Michele Bachmann has made so-called “activist judges” a consistent target of her presidential campaign, dubbing them “black-robed masters” and in last night’s debate she called for Americans to “take the Constitution back” from the courts. Railing against the judiciary is a safe bet for Republicans trying to pander to social conservative voters, but Bachmann’s view of the legal system has come out of her experience as a Religious Right activist and student at Oral Roberts University Law School.
At Oral Roberts, Bachmann worked for Professor John Eidsmoe, and as reported by Ryan Lizza, Eidsmoe taught that when “Biblical law conflicted with American law, Eidsmoe said, O.R.U. students were generally taught that ‘the first thing you should try to do is work through legal means and political means to get it changed.’” Bachmann has consistently trumpeted her work with Eidsmoe, whose legal philosophy has been greatly influenced by Christian Reconstructionist RJ Rushdoony and has urged Christians to promote Biblical law in government.

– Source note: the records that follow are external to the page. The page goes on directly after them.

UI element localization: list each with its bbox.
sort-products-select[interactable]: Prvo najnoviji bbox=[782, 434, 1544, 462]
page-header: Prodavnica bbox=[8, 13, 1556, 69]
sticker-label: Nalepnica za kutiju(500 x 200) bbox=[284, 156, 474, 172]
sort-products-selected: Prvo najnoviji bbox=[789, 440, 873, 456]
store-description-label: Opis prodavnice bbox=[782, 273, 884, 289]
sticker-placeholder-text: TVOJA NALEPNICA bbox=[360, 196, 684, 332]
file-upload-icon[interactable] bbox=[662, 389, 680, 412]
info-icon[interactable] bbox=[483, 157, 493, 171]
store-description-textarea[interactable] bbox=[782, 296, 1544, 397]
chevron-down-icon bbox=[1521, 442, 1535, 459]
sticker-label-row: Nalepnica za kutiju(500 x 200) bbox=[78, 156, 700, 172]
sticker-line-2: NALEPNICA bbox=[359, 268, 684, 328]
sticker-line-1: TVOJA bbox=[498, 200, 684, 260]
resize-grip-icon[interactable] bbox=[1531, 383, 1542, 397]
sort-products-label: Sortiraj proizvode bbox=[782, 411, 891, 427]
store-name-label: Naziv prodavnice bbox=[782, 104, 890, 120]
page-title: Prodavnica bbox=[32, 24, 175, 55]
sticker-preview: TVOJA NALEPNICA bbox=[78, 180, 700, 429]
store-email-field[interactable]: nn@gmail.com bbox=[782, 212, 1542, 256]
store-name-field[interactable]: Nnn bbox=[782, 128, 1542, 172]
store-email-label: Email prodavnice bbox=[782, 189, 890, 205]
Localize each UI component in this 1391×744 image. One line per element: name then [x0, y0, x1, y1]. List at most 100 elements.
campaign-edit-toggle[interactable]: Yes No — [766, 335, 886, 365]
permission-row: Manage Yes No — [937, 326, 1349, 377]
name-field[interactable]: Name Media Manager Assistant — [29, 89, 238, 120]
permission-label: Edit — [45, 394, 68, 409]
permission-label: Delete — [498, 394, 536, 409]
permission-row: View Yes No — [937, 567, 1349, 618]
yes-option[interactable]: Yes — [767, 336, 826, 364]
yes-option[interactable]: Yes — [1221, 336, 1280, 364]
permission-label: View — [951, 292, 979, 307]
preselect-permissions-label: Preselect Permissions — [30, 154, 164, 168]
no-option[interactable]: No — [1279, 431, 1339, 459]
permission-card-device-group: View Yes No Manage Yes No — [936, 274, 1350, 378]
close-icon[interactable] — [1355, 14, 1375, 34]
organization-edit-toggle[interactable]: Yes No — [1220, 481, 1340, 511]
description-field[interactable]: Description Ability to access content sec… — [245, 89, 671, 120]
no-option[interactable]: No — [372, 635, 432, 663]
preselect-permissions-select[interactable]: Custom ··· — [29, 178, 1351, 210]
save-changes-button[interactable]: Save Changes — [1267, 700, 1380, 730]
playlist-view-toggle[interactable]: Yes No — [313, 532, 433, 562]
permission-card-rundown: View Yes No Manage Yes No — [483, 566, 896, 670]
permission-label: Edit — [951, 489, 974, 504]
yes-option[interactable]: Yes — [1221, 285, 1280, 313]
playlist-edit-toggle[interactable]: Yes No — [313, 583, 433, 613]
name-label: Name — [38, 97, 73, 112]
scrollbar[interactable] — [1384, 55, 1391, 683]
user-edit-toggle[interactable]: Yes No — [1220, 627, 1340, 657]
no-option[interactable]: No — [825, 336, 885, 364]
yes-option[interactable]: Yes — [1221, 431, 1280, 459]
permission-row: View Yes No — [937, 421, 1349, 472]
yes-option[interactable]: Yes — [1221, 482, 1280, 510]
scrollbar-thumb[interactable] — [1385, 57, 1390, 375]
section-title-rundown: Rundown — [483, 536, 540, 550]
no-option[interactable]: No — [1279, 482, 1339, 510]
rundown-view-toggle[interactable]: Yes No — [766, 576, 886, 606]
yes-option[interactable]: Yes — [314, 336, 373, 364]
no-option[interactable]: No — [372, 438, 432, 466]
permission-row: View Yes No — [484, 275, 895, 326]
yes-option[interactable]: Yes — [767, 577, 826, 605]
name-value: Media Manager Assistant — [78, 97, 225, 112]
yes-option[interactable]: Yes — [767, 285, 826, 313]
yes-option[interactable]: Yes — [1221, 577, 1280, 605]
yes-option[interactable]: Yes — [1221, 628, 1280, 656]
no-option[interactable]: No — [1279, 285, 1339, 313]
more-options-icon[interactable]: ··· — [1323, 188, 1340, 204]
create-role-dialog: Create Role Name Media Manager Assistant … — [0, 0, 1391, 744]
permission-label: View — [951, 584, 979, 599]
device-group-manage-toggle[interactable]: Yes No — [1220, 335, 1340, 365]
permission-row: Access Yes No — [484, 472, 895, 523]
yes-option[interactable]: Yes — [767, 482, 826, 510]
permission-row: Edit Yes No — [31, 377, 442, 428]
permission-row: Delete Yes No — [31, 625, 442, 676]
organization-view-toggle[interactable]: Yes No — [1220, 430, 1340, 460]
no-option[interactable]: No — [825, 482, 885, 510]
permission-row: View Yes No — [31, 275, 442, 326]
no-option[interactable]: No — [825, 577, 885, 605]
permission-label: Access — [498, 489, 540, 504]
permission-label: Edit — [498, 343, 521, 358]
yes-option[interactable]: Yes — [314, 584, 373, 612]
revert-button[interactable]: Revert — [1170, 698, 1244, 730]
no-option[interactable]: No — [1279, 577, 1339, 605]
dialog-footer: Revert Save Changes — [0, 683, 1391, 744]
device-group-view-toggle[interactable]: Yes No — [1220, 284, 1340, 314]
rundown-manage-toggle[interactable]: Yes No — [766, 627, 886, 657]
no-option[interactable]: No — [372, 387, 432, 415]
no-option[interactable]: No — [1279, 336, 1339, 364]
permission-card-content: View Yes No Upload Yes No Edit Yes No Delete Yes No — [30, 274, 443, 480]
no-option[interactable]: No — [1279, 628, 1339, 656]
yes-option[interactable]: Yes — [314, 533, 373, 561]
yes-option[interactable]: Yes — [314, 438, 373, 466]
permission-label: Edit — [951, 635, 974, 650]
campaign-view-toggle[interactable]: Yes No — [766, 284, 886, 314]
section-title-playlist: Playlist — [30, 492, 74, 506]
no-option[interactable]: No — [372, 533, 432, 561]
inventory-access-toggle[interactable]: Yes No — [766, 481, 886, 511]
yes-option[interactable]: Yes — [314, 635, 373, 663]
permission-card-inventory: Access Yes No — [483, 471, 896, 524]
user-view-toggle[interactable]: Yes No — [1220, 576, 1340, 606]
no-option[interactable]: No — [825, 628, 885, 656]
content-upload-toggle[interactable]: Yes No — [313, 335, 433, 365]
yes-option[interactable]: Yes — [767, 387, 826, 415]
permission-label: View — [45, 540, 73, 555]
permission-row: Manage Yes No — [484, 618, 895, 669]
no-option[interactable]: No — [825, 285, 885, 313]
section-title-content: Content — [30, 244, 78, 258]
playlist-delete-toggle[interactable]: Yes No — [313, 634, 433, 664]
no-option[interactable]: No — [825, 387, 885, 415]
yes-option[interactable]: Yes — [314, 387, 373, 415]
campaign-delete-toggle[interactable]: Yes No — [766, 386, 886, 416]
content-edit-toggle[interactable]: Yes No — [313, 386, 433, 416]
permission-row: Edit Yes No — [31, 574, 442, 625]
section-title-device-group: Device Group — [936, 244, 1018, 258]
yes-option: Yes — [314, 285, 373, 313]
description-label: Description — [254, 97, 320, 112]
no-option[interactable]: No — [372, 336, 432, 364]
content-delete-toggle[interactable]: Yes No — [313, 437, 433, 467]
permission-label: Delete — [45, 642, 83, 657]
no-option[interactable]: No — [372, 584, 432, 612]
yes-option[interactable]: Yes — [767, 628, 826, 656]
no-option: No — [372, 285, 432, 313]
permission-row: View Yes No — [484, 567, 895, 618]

Today on The Jan Mickelson Show, Bachmann said that her “biblical view of law” molded her view that America needs to disempower the judiciary:
Bachmann: I hold a biblical view of law. If you look at the original constitution and the founding documents of our country, it was clear that the founders wanted to separate power, they wanted to separate the presidency from the Supreme Court and from the Congress, because they thought that the Congress should be the most powerful of all the people’s voices because the people would have the ability to change out the members of the House every two years, originally the state legislatures would chose the Senators and they would have the state’s interest in mind, and the President was meant to execute the laws that Congress would put into place. The courts had a relatively minor function, it was to take current facts and apply it to the law that Congress had passed. So it was really a beautiful system that set up but it’s been distorted since then, and that’s what we need to do, get back to the original view of the Founders because it worked beautifully.